Neuroendocrine tumors (NETs) have increased in incidence and prevalence over the past 2 decades and affect approximately 170,000 people in the United States alone. Gastroenteropancreatic (GEP) NETs (GEP NET) are a heterogeneous group of rare tumors that have distinct effects on the body due to their tumor location and potential to secrete hormones and peptides. Clinical practice guidelines and consensus guidelines for GEP NETs with regard to best practice for diagnosis, treatment, and medical management are available, but the supportive care needs and optimal nutritional management of patients affected by these unique tumors remain under-researched: evidence to guide clinical practice is lacking. The pathophysiology of the disease and its treatment can cause various symptoms that can have significant effects on vitamin synthesis and absorption, dietary habits, weight change, and appetite.
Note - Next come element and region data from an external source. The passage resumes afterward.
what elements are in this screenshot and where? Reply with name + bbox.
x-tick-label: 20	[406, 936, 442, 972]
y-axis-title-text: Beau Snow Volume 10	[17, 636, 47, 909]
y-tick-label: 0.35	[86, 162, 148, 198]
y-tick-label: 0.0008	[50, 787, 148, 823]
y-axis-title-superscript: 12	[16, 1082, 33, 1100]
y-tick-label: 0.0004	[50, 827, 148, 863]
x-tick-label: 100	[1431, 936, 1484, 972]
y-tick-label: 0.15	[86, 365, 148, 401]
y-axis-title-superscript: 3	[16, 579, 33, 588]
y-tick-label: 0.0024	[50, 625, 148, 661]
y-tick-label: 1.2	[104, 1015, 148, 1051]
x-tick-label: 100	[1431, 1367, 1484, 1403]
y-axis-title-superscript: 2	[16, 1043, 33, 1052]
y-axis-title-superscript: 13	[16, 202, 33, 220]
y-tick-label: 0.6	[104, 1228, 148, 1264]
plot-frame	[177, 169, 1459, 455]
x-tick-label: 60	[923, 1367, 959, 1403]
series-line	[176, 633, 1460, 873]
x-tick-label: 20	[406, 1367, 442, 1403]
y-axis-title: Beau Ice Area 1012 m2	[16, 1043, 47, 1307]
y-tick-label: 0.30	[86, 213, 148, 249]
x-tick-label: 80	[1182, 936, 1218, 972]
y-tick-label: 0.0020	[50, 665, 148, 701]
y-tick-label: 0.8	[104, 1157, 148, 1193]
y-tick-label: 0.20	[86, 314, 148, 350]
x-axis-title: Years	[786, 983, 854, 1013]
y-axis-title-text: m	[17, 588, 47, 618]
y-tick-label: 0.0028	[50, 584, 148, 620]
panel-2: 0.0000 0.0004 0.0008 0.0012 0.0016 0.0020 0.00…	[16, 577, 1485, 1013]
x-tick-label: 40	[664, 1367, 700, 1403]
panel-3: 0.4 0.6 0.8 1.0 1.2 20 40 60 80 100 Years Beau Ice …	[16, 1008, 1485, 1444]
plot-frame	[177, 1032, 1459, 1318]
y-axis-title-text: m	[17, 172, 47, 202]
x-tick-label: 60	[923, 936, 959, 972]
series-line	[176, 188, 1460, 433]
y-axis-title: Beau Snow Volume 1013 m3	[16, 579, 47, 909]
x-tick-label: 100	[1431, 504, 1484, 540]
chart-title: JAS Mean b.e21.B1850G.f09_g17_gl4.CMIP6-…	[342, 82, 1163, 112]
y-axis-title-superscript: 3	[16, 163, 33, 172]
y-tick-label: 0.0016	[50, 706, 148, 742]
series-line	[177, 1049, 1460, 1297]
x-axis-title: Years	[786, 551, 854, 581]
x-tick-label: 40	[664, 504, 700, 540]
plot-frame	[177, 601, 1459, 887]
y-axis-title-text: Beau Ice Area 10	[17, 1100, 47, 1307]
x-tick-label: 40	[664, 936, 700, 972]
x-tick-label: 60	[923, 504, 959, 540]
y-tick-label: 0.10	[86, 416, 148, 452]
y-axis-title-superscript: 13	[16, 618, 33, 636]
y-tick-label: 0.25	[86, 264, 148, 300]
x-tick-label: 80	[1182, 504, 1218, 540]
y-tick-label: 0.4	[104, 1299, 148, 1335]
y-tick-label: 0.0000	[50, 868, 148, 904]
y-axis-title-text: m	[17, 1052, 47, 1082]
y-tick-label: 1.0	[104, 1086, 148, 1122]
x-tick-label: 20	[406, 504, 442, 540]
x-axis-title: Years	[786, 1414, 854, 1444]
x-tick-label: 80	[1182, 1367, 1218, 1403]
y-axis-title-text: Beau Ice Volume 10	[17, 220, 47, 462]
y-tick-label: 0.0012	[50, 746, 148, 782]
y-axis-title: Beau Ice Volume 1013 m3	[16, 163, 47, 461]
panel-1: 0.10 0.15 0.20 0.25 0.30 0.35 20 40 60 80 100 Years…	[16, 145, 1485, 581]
Deficiency of fat-soluble vitamins and niacin exists amongst patients with GEP NET, particularly those on treatment with somatostatin analogs and with serotonin-secreting tumors, respectively. Malnutrition and dietary modification amongst patients with GEP NET is more prevalent than initially thought: up to 25% of inpatients with GEP NET are malnourished. Food intolerance is also reported in up to 40-90% of these patients, though its misdiagnosis is common. This review summarizes the evidence regarding the impact of GEP NET and its treatment on nutritional factors in these patients with emphasis on malnutrition, vitamin deficiencies, dietary intake, and quality of life. Recommendations for clinical practice and research approaches to address these nutritional issues are discussed.